Even more importantly, Inna's spirit continues to live on through everyone in the family. Inna was a compassionate, kind, and loving person. The material things -- they did not matter to Inna. She was more concerned about what she can provide to others. Inna was always proud that the family was together and close to each other. This is what mattered to her the most and this is what gave her the most satisfaction. These altruistic characteristics -- the selflessness, kindness, benevolent -- I have continually witnessed from everyone. I believe that this is truly a legacy from Inna. The examples she had set continue to be carried out. I have no doubt that Inna's exemplary acts provide a lesson and a message that the younger generation have discovered or will discover, and will continue to be carried out. I offer a most heartfelt birthday greetings to Inna.
As I reported on my last blog, I did manage to clean up my apartment and organize a little bit. I still need another good day to finish. But it will not be this weekend. This is a 3-day weekend, but I will stretch it to a 4-day period. A group of folks from the engineering section is planning on visiting Bilbao, Spain. I will be to joining them. We depart Wiesbaden early Friday morning, and return Monday afternoon. We were able to find cheap airfare.

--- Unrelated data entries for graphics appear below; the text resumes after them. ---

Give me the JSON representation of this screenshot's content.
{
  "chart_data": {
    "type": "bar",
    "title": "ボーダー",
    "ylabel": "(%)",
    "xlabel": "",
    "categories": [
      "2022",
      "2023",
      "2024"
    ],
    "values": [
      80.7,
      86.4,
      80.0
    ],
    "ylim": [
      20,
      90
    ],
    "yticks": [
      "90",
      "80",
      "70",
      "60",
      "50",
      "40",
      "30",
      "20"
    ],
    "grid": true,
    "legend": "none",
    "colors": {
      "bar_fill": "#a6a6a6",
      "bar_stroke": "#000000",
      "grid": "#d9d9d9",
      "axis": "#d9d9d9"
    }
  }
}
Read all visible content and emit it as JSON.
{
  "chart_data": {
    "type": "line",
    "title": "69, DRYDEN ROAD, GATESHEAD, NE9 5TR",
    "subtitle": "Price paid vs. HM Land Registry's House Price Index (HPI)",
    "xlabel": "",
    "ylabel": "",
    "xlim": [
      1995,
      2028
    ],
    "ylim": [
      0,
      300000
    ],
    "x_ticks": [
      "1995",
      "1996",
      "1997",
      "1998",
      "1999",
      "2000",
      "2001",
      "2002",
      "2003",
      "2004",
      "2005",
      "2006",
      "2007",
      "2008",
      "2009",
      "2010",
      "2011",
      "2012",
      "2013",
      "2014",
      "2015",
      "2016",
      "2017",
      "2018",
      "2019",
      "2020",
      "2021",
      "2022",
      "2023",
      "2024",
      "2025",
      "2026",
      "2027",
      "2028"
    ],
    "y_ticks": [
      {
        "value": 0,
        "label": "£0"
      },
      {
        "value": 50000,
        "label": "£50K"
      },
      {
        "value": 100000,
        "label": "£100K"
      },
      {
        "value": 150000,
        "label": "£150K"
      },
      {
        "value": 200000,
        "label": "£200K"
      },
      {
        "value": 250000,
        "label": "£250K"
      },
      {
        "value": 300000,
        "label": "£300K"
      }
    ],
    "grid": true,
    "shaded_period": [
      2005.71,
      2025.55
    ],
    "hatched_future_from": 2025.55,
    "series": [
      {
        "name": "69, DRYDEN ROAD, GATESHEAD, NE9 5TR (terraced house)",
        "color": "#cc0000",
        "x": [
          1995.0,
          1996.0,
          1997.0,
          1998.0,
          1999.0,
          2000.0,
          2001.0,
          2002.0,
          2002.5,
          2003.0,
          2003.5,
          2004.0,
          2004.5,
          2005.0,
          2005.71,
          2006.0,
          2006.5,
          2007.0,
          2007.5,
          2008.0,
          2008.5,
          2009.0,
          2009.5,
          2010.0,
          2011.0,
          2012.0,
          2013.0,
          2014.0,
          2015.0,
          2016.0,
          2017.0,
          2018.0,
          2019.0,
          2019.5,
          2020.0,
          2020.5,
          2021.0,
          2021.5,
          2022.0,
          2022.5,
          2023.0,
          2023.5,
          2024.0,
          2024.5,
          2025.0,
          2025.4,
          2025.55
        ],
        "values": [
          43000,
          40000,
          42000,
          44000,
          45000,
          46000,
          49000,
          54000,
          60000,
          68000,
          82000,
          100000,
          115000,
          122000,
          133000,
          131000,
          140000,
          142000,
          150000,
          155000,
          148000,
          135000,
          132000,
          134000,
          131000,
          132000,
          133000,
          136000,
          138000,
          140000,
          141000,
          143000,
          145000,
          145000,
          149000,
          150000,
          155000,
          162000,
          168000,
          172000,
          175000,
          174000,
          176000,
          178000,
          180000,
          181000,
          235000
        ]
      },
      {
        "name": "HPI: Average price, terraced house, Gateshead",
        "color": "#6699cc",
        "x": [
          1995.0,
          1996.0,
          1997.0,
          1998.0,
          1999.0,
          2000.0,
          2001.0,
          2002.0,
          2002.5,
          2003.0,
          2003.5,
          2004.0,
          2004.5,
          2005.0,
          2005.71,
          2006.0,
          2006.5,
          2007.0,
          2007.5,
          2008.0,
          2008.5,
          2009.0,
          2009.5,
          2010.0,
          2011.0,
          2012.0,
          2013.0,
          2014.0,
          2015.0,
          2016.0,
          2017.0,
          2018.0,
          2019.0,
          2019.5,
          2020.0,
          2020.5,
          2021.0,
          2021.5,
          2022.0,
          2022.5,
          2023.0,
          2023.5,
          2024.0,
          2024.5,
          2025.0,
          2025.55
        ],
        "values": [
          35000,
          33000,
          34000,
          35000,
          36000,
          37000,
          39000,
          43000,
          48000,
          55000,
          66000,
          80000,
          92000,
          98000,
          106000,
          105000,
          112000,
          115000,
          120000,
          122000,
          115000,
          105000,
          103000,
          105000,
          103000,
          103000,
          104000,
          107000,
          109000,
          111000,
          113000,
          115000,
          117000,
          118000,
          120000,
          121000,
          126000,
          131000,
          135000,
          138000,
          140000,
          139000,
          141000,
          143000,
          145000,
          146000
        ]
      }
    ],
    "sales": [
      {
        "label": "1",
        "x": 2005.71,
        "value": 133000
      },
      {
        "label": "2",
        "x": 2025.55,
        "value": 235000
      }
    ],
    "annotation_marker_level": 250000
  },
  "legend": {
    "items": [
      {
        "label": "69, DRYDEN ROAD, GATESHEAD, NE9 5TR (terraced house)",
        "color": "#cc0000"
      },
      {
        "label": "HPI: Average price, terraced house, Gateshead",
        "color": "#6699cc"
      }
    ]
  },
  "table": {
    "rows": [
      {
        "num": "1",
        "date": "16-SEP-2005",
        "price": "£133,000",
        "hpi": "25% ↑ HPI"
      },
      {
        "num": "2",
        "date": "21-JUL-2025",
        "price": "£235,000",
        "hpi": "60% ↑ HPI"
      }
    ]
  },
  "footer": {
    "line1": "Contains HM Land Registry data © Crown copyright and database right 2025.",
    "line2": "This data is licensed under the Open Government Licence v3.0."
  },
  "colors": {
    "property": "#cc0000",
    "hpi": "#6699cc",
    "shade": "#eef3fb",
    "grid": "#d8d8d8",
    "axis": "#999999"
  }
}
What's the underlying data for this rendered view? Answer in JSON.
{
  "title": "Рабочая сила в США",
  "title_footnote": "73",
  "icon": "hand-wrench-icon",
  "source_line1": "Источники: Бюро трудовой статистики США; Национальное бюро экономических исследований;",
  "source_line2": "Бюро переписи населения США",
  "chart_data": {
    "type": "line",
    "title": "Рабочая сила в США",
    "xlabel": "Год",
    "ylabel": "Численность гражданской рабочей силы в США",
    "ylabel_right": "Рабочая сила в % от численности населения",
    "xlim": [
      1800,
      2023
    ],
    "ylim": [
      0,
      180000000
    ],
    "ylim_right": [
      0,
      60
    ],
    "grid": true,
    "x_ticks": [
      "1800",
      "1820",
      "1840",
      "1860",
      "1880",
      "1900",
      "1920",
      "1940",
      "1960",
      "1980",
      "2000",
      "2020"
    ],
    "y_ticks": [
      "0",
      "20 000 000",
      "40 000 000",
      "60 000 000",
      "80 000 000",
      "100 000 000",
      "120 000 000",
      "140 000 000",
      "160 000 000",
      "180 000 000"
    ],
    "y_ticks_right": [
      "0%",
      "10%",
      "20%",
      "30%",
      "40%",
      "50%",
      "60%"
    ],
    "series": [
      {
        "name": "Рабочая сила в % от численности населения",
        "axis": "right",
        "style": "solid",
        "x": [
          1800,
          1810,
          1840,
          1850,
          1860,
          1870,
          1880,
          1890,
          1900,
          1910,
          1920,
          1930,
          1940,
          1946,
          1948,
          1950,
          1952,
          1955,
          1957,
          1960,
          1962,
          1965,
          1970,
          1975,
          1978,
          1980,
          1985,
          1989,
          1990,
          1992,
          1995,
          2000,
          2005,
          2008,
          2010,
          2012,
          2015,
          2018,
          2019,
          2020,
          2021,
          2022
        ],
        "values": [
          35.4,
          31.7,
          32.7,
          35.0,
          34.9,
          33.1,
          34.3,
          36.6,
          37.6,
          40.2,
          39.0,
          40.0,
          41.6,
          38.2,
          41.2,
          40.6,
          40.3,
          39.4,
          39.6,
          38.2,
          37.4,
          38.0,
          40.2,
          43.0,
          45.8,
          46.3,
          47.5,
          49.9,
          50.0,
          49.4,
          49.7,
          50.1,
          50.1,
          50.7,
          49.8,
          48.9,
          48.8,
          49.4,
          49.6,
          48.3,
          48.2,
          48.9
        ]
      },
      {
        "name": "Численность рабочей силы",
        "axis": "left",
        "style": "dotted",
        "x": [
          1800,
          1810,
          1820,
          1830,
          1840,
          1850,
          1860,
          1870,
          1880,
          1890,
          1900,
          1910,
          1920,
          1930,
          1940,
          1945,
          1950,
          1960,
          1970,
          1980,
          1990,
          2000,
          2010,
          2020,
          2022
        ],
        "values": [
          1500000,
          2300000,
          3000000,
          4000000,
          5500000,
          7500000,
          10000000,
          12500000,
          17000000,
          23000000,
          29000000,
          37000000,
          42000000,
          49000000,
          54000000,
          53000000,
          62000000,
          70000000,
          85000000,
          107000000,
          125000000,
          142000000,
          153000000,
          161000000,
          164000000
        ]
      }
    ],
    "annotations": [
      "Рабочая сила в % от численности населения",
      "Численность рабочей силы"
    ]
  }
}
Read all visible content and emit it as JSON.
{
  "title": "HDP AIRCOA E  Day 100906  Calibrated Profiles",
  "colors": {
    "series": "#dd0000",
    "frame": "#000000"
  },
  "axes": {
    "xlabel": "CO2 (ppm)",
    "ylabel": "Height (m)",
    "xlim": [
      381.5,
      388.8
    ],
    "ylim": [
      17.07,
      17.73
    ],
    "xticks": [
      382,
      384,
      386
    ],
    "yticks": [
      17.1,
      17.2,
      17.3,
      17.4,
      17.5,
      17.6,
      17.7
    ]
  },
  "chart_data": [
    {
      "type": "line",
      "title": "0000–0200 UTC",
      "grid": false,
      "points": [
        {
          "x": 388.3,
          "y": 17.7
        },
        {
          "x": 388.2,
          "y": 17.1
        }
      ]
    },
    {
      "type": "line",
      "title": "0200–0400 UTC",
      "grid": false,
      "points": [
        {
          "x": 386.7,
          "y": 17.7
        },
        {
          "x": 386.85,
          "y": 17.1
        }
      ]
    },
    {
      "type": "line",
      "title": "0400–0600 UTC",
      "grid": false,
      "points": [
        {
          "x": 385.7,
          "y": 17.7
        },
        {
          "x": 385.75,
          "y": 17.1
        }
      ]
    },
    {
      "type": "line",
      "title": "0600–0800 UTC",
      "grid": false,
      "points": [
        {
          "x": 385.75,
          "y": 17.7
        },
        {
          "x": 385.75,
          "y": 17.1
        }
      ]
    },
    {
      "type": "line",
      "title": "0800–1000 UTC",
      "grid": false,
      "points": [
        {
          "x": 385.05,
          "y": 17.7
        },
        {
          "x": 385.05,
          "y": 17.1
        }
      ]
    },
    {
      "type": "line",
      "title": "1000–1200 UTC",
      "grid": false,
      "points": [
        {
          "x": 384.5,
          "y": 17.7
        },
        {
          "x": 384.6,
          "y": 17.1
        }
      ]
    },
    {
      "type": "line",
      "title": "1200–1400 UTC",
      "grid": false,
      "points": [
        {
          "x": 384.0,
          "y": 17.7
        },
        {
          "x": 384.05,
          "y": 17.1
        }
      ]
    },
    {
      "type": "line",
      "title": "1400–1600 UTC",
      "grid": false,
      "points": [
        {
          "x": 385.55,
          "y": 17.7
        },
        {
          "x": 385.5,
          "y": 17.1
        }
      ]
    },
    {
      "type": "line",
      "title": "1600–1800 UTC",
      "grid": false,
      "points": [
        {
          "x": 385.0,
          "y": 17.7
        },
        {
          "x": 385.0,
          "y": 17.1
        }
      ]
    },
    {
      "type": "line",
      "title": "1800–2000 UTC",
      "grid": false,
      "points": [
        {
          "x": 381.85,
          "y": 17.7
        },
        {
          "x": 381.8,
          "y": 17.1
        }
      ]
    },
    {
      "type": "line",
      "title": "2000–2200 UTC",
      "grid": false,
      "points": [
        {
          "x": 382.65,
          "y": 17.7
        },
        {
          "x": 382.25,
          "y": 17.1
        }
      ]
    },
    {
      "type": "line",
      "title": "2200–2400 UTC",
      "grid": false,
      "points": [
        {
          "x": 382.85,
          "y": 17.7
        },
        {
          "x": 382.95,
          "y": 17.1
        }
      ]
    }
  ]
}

Bilbao is one of the larger cities of Spain, a bit smaller than Seattle. It is located on the northern coast of Spain. It is part of the Basque region. It is known for its Guggenheim Museum of Modern Art that was designed by Frank Gehry – the same Frank Gehry who designed the colorful, geometrically curvy, and “corner challenged” EMP of Seattle. I will provide a full report on my trip on my next blog.
I will end this posting with a few more random pictures from my travels. The first picture is a former water tower located in Vukovar, Croatia. It is amazing that this tower is still standing. This view does not show the extent of the damage on the top and the other side. There are dangling pieces of bricks, concrete, and rebars. The damage was as a result of the fighting between the Croats and Serbs during the siege of the town, in the early 1990's. Although the town has been rebuilt for the most part, there are still areas and facilities that remain "as is" to remind people of the devastation that the war placed on the city and its people. It is just one of the sites that I saw depicting the horror and destruction that occurred in Vukovar.
This group picture was taken in front of my Resident Office in Camp Taji, Iraq after I hosted a VIP visit by the Corps of Engineers Gulf Region Division Commander, a General, and the Corps of Engineers Gulf Region Central District Commander, a Colonel. No special effects were done to the picture. The sepia-like tonal quality of the picture is due to a sand storm in the region. Photos that were taken later that day show more of an orangy-tint to them. Visibility became an issue later that afternoon as the sand storm got closer to the area. A few of the visitors were not able to make it back that day and stayed with us overnight at my Resident Office.